First, rearrange the equation by expanding, simplifying, and using properties of summation. \begin{align*} \sum_{i=1}^{n} (x_i^2 + a^2 - 2ax_i + x_i^2) &= na^2 \\ \sum_{i=1}^{n} (a^2 + 2x_i^2 - 2ax_i) &= na^2 \\ na^2 + 2 \sum_{i=1}^{n} (x_i^2) - 2a \sum_{i=1}^{n} (x_i) &= na^2 \\ 2 \sum_{i=1}^{n} (x_i^2) - 2a \sum_{i=1}^{n} (x_i) &= 0 \\ \sum_{i=1}^{n} (x_i^2) - a \sum_{i=1}^{n} (x_i) &= 0 \end{align*} Next, we can try smaller values of $i$ to find patterns. If $i = 1$, then the equation becomes $x_1^2 - ax_1 = 0$, so $x_1 = 0$ or $x_1 = a$. If $i = 2$, we can graph the equation on the Cartesian plane (with axes as $x_1$ and $x_2$). The equation is a circle, and from the bounds, the only solutions are $(0,0),(0,a),(a,0),(a,a)$. It seems as if the solution to the set involves only $0$ and $a$. To prove this, we need to prove that solutions involving only $0$ and $a$ would work and that no other solutions are possible.

For the first part, we can use induction. The base case is already covered since the solutions for $i = 1$ are $x_1 = 0$ or $x_1 = a$. For the inductive step, assume that $\sum_{i=1}^{n}(x_i^2+(a-x_i)^2)= na^2$, where $x_i = 0$ or $x_i = a$ for integer values of $i$. If $x_{i+1} = 0$, then $x_{i+1}^2+(a-x_{i+1})^2 = a^2$, and if $x_{i+1} = a$, then $x_{i+1}^2+(a-x_{i+1})^2 = a^2$. Thus, $\sum_{i=1}^{n}(x_i^2+(a-x_i)^2) + x_{i+1}^2+(a-x_{i+1})^2 = (n+1)a^2$. The inductive step holds, so solutions are all ordered pairs $(x_1, x_2, \cdots x_n)$ where $x_i = 0$ or $x_i = a$ for integer values of $i$.

For the second part, note that we can complete the square for $x_i$ to get $(x_1 - \tfrac{a}{2})^2 + (x_2 - \tfrac{a}{2})^2 + \cdots (x_n - \tfrac{a}{2})^2 = \tfrac{na^2}{4}$. We know that for integer values of $i$, $0 \le x_i \le a$, so $-\tfrac{a}{2} \le x_i - \tfrac{a}{2} \le \tfrac{a}{2}$. Thus, $(x_i - \tfrac{a}{2})^2 \le \tfrac{a^2}{4}$.

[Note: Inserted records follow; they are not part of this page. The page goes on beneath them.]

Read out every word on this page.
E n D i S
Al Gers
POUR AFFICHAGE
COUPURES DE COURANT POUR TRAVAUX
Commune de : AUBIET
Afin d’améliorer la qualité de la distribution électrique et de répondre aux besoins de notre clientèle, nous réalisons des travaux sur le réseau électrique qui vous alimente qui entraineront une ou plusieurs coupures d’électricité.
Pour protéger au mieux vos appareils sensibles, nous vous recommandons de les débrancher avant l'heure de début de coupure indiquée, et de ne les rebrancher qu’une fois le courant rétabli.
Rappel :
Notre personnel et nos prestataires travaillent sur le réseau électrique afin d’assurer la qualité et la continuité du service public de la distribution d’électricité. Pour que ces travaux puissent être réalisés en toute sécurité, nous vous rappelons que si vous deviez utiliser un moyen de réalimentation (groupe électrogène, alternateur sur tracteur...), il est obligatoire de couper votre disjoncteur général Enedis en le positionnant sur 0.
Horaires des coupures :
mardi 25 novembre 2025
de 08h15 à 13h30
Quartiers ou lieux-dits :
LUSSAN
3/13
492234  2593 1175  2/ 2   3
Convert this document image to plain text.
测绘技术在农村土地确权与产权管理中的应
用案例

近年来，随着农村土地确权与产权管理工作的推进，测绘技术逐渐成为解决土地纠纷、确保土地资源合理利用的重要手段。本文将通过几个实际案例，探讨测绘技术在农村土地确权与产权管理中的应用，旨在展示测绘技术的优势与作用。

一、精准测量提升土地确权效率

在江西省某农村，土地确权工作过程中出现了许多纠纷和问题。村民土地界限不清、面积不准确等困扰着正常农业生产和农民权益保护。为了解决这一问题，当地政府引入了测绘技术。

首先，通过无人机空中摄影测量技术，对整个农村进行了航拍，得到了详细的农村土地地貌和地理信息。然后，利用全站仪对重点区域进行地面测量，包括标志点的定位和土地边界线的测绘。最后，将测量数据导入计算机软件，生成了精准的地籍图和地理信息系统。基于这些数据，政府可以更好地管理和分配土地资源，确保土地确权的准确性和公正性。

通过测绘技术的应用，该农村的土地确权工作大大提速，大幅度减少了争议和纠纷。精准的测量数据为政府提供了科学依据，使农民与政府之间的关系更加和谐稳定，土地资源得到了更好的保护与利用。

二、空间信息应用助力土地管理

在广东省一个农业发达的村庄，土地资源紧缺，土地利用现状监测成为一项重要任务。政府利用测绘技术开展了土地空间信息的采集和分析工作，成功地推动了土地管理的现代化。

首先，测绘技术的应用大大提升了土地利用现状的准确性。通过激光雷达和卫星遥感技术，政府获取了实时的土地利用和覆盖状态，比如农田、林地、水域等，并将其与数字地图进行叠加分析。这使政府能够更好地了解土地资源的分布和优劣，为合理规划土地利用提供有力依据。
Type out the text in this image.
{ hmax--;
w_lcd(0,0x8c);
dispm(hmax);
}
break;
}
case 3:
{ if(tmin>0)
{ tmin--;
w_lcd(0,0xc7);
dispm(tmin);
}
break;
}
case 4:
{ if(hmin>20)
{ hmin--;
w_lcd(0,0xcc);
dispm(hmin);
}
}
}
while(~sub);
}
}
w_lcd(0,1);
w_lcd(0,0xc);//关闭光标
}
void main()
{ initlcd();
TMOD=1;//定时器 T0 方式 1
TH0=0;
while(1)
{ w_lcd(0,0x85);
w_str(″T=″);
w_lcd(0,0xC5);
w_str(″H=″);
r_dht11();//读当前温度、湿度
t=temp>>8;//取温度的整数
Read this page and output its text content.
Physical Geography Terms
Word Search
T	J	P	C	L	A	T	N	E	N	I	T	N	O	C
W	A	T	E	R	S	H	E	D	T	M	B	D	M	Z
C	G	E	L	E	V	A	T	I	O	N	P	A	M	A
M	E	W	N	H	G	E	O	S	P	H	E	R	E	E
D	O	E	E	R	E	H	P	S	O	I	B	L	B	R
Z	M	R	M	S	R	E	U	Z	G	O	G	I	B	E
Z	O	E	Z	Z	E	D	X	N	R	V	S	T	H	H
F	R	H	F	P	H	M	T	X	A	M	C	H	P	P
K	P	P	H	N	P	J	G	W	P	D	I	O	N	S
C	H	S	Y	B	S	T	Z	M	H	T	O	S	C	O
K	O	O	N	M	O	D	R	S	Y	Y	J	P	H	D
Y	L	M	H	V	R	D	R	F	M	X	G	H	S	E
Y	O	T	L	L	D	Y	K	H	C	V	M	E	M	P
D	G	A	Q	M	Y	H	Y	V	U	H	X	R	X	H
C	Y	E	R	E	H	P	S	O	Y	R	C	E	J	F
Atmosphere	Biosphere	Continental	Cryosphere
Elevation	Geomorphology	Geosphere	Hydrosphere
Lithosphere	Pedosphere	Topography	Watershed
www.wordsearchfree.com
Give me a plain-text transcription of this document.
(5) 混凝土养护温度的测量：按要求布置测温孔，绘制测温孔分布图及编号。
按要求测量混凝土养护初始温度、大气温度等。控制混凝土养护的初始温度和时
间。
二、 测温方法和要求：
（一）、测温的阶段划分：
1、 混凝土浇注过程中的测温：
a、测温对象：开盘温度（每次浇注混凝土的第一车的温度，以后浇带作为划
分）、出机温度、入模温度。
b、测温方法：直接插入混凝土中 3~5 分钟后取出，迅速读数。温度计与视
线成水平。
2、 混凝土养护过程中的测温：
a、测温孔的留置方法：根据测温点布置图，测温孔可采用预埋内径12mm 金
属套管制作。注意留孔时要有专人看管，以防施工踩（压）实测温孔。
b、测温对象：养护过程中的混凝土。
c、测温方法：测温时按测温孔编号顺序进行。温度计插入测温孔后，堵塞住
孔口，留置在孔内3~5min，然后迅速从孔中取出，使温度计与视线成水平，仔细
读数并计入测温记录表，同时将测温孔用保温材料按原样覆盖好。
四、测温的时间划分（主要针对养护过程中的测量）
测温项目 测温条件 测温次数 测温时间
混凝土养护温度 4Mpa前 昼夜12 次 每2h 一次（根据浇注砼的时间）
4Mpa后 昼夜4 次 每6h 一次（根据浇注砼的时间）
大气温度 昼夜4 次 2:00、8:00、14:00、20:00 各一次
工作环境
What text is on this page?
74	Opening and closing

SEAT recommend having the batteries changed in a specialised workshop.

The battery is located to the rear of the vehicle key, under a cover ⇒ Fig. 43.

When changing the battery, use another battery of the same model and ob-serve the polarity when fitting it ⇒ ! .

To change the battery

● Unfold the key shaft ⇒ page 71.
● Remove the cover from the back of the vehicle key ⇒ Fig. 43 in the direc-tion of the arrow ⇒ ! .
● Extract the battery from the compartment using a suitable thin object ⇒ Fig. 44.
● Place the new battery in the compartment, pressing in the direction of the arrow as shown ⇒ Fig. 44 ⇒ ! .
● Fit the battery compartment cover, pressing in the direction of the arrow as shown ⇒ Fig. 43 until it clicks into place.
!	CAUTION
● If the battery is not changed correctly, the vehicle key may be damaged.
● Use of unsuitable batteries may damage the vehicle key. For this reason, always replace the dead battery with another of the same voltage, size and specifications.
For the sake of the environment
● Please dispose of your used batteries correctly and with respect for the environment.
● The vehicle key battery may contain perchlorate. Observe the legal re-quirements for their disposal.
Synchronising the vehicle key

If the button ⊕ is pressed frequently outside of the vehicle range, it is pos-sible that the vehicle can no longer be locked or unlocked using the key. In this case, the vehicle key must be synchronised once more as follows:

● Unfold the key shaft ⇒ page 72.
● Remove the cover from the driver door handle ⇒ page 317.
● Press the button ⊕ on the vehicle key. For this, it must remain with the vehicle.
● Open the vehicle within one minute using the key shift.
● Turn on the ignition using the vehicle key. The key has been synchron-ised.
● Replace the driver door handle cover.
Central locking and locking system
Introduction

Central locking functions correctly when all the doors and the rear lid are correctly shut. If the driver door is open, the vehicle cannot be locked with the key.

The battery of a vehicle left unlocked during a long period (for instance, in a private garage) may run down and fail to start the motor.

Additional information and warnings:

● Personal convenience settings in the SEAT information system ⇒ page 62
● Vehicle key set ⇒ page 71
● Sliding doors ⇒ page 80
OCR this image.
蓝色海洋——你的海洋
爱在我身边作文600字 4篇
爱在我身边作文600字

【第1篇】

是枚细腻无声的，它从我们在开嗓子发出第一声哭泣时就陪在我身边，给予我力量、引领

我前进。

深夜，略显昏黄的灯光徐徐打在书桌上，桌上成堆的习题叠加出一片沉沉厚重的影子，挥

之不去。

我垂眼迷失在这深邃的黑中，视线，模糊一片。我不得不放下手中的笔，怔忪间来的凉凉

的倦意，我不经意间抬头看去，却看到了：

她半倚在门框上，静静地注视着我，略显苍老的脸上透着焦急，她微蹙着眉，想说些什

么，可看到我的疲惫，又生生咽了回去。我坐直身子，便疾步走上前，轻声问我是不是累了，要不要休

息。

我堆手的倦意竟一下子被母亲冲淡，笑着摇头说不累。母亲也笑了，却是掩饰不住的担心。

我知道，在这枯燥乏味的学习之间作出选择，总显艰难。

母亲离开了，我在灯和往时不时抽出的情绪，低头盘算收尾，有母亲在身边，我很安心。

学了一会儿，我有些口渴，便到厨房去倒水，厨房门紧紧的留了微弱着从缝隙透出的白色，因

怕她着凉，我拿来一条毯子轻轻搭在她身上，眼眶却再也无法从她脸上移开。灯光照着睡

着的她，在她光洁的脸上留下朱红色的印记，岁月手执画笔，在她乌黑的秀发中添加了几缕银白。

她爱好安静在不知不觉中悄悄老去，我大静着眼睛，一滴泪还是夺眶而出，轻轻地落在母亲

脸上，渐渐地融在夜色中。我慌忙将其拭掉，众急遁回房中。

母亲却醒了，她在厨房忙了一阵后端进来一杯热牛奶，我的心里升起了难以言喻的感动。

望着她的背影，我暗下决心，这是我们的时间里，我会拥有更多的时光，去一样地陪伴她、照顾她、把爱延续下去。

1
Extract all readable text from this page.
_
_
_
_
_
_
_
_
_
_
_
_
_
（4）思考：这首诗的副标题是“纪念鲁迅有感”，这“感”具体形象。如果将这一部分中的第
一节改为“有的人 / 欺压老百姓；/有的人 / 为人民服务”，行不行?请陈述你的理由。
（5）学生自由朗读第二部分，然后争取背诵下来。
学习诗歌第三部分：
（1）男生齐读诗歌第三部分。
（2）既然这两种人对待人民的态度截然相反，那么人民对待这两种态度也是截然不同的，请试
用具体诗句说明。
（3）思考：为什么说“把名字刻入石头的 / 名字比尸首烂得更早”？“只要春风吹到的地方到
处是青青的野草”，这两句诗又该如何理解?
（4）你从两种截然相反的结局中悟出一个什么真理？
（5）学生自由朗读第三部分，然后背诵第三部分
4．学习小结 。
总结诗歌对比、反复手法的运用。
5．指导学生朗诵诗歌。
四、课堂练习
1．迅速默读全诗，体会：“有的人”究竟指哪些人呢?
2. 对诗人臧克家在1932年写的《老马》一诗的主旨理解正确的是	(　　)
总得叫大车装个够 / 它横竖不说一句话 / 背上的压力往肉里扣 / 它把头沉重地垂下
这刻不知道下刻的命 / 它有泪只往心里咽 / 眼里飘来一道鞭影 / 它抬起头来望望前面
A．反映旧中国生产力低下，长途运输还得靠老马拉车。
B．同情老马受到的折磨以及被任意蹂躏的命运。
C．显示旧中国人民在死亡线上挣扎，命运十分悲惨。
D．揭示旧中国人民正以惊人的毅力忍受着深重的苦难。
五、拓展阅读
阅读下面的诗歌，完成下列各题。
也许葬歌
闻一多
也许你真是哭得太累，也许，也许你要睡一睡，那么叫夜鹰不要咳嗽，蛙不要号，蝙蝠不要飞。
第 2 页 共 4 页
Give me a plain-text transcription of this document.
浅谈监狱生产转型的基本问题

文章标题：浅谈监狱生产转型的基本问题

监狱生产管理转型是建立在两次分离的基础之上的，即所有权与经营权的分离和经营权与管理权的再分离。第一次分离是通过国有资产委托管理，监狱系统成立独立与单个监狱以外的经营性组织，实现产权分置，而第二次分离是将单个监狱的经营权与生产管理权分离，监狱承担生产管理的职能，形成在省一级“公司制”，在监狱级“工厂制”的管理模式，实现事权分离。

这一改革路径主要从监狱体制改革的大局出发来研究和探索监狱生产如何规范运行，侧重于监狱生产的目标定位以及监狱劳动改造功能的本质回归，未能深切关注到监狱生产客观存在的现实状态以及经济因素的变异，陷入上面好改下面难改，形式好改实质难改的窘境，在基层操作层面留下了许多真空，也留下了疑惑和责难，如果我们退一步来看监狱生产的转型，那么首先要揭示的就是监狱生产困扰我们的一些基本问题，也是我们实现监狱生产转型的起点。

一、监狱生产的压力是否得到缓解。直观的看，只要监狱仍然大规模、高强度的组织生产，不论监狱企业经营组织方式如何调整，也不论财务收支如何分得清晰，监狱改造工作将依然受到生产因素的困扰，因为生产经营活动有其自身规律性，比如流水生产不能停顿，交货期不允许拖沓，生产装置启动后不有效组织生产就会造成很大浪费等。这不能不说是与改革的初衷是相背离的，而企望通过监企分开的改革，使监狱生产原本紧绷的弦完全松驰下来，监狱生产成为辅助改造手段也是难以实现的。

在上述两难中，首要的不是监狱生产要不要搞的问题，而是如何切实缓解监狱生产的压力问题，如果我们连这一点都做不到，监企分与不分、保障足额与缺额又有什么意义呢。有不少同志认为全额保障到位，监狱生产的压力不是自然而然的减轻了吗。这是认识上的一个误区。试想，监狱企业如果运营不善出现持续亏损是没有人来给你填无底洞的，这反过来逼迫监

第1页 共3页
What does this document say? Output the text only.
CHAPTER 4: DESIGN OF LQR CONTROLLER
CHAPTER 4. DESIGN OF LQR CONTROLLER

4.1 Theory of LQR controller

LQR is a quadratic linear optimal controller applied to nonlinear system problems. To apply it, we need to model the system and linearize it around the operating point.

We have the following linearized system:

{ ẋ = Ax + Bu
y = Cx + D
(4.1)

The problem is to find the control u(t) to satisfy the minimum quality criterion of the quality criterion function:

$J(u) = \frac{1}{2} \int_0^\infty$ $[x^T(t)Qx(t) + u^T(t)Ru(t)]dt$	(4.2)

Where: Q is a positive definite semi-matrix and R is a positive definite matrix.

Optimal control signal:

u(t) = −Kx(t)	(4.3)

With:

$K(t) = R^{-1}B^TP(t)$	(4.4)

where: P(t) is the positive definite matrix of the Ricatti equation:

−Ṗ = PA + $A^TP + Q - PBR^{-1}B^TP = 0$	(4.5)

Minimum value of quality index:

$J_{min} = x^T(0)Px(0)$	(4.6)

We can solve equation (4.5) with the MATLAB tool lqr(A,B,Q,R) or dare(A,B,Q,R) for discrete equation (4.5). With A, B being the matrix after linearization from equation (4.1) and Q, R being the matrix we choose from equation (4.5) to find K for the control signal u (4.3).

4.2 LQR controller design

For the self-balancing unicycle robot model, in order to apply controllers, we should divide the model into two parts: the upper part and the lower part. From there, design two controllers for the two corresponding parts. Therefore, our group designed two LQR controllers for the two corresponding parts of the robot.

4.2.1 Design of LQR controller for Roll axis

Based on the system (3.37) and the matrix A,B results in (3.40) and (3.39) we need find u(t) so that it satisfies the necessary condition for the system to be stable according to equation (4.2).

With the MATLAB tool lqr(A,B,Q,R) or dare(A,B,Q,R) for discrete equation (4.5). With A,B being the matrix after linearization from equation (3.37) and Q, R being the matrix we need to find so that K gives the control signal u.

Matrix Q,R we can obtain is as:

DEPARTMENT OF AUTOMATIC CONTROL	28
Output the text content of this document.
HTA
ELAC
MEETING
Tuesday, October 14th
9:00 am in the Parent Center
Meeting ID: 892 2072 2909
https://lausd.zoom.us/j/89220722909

If $x_i = a$ or $x_i = 0$, then $(x_i - \tfrac{a}{2})^2 \le \tfrac{a^2}{4}$. If $x_i \ne 0, a$, then $0 < x_i < a$, so $(x_i - \tfrac{a}{2})^2 < \tfrac{a^2}{4}$. WLOG, let $0 < x_1 < a$, making $(x_1 - \tfrac{a}{2})^2 < \tfrac{a^2}{4}$. Thus, $\sum_{i=1}^n (x_i - \tfrac{a}{2})^2 < \tfrac{na^2}{4}$, so there are no solutions where $x_i \ne 0, a$.

Thus, for each $x_i$ in the solution to the original equation, where $i$ is an integer, $x_i$ can only equal $0$ or $a$. Therefore, there are $\boxed{2^n}$ ordered pairs that are solutions to the equation.